On ne pourra pas reprocher aux parlementaires communistes l’inconstance : la proposition de loi (PPL) de nationalisation des sociétés d’autoroutes, examinée aujourd’hui au cours de la niche au Sénat, fait écho à la campagne que les mêmes sénateurs avaient menée en 2014, puis en 2016. À l’heure des gilets jaunes, la PPL pourrait trouver cette fois un écho nouveau. « La question du droit au transport et de son coût, de la place du service public, en lien avec la nécessaire transition écologique, relance l’intérêt de l’opinion, chez les élus et bon nombre d’observateurs, pour une renationalisation des autoroutes », ont plaidé les sénateurs du groupe communiste, républicain, citoyen et écologiste (CRCE).
Par quelque bout qu’on le prenne, tout dans le dossier des sociétés d’autoroutes suinte le scandale. En 2006, Jacques Chirac et son premier ministre Dominique de Villepin ont vendu la part de l’État qui restait contre 15 milliards d’euros. Brader serait plus exact, puisque la Cour des comptes a ensuite estimé que les trois opérations d’ouverture du capital avaient abouti à une sous-évaluation de 10 milliards d’euros. En 2016, après avoir fait quelque temps les gros yeux, François Hollande devait prolonger les concessions accordées à trois géants du secteur, l’espagnol Abertis, et les deux français Eiffage et Vinci.
L’État organise sa propre spoliation
Derrière les sociétés d’autoroutes, on trouve en effet de gros acteurs du BTP vivant de la commande publique – un secteur dont l’implication dans les campagnes électorales fut notoire par le passé. Les autoroutes croisent souvent le politique, ainsi le conseiller officieux de plusieurs présidents, Alain Minc, fut nommé en 2011 à la tête de la Sanef. En investissant dans l’autoroute, les entreprises du BTP se créaient en somme un marché captif. Mieux, l’ensemble des niches fiscales dont elles bénéficient équivaut… aux 3 milliards d’euros d’investissement promis. Soit une opération blanche pour lesdites sociétés. Dit autrement, ce régime fiscal fait qu’il est plus intéressant de distribuer des dividendes et de financer les investissements par l’emprunt. Ainsi, en 2015, les Autoroutes Paris-Rhin-Rhône (APRR) déclaraient un chiffre d’affaires de 1,6 milliard d’euros, pour une dette de plus de 8 milliards.
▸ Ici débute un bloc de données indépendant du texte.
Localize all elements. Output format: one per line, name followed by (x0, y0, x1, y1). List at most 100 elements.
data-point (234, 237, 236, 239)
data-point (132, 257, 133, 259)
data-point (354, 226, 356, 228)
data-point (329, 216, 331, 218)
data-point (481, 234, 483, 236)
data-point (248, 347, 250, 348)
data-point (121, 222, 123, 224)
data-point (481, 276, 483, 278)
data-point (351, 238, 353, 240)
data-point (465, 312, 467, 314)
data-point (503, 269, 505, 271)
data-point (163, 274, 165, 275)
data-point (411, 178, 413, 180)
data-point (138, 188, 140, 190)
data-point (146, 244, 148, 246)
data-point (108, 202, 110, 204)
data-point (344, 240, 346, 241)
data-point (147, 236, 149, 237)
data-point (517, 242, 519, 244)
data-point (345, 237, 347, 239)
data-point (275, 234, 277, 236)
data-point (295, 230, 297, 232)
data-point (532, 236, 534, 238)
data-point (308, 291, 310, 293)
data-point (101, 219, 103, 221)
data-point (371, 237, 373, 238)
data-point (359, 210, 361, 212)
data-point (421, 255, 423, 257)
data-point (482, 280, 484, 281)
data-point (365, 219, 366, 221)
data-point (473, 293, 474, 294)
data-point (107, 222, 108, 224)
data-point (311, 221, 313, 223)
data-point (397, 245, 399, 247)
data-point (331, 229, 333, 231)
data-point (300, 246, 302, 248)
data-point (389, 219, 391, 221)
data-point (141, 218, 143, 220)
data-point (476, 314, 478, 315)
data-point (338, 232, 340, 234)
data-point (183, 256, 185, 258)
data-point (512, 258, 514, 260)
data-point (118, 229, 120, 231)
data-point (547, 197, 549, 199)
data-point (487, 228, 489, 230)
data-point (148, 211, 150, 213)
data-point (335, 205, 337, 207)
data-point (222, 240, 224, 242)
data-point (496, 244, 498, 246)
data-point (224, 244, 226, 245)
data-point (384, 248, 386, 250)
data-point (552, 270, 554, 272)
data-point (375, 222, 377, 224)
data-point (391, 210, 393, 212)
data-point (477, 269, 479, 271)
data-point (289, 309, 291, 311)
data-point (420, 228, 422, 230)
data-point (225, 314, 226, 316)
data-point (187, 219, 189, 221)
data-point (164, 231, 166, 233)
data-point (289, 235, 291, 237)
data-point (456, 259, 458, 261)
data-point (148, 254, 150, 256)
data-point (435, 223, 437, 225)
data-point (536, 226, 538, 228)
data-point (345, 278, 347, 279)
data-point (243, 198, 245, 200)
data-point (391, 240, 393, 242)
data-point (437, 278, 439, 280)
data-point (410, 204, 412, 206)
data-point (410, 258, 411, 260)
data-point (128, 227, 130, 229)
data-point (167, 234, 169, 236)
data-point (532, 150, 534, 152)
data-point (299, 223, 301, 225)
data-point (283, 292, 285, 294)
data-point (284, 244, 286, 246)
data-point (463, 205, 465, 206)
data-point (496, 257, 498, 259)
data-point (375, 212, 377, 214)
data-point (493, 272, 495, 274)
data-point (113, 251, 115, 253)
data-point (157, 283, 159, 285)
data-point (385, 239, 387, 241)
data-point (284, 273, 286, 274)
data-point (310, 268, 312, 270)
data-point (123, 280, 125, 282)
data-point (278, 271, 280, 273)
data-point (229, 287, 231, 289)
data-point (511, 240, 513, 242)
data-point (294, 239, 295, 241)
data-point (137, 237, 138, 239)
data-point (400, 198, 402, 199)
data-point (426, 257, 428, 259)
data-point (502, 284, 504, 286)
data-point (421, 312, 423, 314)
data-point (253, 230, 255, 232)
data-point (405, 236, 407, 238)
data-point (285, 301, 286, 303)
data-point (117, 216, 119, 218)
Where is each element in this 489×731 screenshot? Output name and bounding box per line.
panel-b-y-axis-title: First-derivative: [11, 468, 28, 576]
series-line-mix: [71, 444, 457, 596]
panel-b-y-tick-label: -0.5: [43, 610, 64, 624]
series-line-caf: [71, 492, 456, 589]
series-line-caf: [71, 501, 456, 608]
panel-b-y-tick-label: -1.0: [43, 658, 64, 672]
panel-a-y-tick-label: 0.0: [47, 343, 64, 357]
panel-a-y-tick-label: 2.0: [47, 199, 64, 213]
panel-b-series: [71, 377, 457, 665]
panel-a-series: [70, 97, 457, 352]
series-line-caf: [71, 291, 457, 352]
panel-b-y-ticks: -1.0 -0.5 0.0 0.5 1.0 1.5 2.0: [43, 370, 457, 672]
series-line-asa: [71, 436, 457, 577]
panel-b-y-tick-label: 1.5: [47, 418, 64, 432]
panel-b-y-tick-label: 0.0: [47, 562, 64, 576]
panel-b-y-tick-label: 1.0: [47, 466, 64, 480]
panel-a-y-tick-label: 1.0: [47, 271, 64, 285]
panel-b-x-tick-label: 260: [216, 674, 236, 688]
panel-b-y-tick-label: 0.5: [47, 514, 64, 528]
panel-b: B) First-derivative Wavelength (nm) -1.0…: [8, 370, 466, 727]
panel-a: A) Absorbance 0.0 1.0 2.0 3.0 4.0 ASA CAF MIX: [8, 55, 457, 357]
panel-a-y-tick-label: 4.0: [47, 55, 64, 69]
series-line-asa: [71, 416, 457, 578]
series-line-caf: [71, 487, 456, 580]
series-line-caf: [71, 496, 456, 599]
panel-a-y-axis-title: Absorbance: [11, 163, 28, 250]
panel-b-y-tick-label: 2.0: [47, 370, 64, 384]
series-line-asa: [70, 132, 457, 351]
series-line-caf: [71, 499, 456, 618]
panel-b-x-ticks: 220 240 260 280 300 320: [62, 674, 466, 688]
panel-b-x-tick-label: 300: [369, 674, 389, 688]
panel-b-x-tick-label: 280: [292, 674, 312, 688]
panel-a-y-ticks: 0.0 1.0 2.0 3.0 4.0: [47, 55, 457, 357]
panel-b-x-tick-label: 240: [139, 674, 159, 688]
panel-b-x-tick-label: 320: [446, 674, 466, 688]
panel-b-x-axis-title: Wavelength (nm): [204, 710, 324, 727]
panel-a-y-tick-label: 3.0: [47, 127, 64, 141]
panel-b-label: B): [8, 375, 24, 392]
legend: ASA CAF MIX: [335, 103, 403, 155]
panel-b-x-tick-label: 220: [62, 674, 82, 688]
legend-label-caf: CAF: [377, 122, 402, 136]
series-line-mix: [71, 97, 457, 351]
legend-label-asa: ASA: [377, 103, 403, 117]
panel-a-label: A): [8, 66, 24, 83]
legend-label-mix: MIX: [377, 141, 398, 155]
Mauvaise gestion ? Au contraire, en créant de la dette, les sociétés concessionnaires font coup double : rémunérer l’actionnaire tout de suite, la dette accumulée étant dissuasive pour que la puissance publique la rachète en cas de nationalisation. L’État doit un an de préavis, s’il souhaite reprendre la main.
Les 3,2 milliards d’euros d’investissement auxquels se sont engagées les sociétés en échange d’une prolongation des concessions accordées, et dont la fin théorique s’étale, pour le viaduc de Millau par exemple, de 2027 à… 2079, se transformeront, à la toute fin des contrats en cours, en 14,7 milliards de recettes nettes. Pour 100 euros de péages payés par les utilisateurs, entre 20 et 24 euros sont du bénéfice net pour les concessionnaires, rappelait la sérieuse Autorité de la concurrence en 2013. Et après ? Rien, il ne s’est rien passé en dépit de ces alertes officielles. L’État continue d’organiser sa propre spoliation. Car la privatisation des autoroutes, tout comme celles de la Française des jeux et d’Aéroports de Paris, en cours, ne répond en réalité pas à une nécessité économique. L’État pourrait tout aussi bien emprunter l’argent de la renationalisation. Les ressorts seraient plutôt idéologiques : en 2014, le ministre de l’Économie qui a validé le plan de prolongation des concessions s’appelait Emmanuel Macron.